Нет – тюрьма. Неуклюжее, тяжёлое двухэтажное белое здание с маленькими некрашеными окнами. И деревья точно отшатнулись от него, отодвинулись. А кругом какая-то пустота. Эта пустота – невидимые стены тюрьмы.
Поскорей прошли мимо. По узкой протоптанной дорожке. В лес, в поле. Это дорога к могиле.
Говорят, по этой дороге Лев Николаевич ходил купаться. А то место, где положили его в землю, – было его любимым местом уединённой молитвы.
Здесь он жил. Жил один. Этой жизни в нём не знали ни родные, ни друзья, никто из людей. Никто, кроме Бога. Это была молитва. Самое сокровенное и самое великое, что было в его жизни[15]

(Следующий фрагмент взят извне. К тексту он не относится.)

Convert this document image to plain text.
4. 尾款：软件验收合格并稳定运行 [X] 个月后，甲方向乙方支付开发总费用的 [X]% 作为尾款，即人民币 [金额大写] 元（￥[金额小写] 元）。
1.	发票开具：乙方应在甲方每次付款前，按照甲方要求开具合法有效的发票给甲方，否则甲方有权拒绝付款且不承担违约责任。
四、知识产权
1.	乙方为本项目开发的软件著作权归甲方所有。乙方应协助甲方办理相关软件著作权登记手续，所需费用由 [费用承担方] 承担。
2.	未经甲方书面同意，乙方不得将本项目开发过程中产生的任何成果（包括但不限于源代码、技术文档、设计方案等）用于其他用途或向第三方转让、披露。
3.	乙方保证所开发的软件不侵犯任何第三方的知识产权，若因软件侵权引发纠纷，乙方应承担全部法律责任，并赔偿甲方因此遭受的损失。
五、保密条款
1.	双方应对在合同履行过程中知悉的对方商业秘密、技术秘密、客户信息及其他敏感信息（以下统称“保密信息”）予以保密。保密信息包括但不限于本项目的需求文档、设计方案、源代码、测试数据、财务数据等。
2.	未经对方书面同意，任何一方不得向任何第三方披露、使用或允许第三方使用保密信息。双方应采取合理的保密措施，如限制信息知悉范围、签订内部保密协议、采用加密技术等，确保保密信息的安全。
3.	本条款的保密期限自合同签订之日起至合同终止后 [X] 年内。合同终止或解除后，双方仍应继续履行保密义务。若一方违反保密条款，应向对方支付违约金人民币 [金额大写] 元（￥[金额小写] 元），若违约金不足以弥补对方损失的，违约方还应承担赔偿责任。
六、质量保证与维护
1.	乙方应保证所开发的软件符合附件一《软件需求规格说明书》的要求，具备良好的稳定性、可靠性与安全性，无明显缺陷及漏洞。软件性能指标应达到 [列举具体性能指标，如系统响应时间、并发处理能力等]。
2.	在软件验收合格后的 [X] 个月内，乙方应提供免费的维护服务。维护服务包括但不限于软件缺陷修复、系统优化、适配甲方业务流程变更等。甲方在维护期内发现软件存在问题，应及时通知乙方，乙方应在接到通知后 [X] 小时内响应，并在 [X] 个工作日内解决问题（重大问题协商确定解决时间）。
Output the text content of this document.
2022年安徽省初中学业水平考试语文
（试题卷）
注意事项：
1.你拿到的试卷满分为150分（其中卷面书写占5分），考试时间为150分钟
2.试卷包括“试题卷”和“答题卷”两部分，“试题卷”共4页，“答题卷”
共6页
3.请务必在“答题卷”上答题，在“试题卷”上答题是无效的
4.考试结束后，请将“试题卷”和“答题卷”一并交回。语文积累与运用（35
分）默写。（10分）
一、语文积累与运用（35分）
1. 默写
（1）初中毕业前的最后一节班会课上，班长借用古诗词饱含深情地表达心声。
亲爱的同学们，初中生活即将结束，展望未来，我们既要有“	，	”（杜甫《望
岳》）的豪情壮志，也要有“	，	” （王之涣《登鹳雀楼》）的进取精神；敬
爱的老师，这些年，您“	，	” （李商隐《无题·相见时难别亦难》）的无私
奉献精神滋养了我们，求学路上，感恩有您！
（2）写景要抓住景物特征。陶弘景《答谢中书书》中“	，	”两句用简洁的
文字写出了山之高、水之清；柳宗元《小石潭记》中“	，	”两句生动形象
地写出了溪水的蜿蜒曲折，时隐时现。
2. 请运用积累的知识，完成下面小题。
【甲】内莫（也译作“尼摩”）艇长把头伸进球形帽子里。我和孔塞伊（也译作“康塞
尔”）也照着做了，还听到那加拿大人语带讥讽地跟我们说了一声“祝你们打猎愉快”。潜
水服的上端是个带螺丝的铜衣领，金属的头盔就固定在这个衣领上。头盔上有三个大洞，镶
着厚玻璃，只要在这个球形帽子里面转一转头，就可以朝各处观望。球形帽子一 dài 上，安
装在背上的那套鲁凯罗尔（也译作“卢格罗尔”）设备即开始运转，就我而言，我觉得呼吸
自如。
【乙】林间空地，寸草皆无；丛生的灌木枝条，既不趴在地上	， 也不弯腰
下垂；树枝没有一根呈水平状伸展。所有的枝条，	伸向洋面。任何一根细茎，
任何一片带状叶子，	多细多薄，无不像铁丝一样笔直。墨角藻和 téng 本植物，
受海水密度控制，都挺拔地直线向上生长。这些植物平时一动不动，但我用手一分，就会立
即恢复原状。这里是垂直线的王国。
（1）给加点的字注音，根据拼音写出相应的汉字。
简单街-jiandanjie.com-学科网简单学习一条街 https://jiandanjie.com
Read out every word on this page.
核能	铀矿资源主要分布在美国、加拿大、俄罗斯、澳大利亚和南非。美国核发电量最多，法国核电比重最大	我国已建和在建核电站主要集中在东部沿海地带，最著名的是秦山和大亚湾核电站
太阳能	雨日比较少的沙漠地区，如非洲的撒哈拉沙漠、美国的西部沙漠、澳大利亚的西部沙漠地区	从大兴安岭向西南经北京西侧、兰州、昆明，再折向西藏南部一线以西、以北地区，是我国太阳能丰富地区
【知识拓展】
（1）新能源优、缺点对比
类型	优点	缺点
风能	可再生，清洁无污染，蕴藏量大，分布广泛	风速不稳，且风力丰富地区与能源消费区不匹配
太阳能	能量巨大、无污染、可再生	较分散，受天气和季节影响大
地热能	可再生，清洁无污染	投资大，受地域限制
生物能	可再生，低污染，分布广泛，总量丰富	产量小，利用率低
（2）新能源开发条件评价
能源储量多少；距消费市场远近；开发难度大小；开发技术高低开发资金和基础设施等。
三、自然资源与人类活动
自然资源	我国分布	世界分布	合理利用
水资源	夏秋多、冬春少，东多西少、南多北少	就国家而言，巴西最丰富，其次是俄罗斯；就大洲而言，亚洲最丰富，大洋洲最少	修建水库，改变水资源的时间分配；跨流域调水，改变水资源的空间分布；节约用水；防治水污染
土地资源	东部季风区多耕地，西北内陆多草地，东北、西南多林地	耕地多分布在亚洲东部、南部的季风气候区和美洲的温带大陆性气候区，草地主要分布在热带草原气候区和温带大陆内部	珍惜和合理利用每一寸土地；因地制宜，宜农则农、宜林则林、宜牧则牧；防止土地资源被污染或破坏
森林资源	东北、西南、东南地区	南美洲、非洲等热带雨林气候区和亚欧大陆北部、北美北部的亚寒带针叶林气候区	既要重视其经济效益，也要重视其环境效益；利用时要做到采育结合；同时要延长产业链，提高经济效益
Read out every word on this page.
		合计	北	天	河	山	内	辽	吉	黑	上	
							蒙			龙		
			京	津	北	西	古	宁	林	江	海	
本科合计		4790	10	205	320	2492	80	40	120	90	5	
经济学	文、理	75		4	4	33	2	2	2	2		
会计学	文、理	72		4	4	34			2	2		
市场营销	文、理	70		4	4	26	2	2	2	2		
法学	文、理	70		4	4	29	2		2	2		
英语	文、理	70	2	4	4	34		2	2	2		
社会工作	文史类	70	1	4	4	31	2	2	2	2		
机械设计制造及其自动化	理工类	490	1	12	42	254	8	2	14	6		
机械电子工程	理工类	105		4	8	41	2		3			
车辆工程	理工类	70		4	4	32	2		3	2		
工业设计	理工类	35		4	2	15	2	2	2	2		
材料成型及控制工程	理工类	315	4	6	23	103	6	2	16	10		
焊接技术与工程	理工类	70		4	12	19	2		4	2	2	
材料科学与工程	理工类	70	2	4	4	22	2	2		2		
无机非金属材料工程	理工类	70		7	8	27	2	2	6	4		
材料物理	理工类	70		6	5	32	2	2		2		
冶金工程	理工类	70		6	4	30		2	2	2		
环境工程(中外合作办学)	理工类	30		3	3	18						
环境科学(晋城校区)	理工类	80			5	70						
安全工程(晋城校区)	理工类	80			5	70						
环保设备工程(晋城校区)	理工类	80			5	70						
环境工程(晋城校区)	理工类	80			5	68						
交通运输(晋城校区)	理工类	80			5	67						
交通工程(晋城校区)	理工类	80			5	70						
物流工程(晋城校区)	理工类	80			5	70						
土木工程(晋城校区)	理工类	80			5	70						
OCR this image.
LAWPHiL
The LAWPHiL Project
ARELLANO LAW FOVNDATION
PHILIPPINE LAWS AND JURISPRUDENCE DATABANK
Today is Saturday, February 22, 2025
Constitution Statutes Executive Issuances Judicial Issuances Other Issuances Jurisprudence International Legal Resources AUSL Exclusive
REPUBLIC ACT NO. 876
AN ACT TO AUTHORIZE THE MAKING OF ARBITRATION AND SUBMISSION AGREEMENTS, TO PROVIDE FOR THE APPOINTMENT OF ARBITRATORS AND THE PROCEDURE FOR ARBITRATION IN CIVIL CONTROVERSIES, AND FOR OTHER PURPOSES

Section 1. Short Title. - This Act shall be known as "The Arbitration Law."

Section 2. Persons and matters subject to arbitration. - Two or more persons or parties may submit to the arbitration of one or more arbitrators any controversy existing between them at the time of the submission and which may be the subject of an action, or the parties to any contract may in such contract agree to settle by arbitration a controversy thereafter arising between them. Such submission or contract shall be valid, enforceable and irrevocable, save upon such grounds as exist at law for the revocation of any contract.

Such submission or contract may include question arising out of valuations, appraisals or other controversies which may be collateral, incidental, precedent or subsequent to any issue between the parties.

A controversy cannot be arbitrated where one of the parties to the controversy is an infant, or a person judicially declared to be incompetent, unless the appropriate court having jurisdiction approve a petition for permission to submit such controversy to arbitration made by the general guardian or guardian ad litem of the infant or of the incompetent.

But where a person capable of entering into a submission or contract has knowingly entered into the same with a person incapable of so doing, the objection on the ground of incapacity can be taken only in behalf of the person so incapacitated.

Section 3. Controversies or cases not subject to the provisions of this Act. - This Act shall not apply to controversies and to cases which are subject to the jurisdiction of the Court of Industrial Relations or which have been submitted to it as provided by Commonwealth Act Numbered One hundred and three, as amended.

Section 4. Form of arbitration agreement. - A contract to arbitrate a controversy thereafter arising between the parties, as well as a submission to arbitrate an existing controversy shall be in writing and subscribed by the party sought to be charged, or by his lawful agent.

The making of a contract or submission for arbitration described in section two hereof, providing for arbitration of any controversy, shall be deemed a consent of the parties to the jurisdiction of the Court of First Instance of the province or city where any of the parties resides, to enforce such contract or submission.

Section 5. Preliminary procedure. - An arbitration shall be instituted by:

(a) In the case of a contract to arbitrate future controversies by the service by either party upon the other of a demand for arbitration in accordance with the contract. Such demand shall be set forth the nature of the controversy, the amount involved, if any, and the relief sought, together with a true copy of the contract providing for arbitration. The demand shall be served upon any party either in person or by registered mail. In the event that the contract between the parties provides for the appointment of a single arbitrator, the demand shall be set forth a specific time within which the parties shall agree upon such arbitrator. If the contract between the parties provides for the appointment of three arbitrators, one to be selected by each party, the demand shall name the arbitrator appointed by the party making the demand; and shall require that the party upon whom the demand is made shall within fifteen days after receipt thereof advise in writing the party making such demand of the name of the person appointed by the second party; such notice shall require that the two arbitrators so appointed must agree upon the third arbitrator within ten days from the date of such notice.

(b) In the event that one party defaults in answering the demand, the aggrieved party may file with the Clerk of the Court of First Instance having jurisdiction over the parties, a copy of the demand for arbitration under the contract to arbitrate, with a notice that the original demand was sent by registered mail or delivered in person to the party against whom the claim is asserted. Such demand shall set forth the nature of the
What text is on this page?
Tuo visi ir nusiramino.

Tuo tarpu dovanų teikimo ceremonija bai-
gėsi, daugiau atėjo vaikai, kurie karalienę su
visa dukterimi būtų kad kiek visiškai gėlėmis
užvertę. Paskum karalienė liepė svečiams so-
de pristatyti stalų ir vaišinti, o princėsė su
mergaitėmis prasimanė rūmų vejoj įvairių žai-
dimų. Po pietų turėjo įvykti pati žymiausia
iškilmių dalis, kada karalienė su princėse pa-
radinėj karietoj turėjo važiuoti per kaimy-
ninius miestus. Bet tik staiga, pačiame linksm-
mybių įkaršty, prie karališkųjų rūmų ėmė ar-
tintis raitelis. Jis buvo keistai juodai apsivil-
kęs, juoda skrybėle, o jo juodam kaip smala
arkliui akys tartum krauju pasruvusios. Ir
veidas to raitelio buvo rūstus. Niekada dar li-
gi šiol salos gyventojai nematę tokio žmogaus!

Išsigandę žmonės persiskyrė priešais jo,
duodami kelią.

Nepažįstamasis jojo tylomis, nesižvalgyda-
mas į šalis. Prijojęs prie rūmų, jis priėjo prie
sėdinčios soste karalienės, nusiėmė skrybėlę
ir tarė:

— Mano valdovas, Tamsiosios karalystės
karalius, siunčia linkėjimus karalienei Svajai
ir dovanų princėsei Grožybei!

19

Над могилой небольшой холм земли, зелёные ветки от венков, наполовину занёсенные снегом, – и шумят, шумят дубы, тесно обступившие вокруг могилы.
Толстой молился здесь.
И тысячи людей будут теперь молиться на этом месте.
Странное, на первый взгляд, ощущение охватывает душу – точно один, невидимо встаёт, какой-то таинственный монастырь. Скит.
И шум леса, и тишина, и дорога в лес, и встречные люди – всё производит какое-то «монастырское» впечатление.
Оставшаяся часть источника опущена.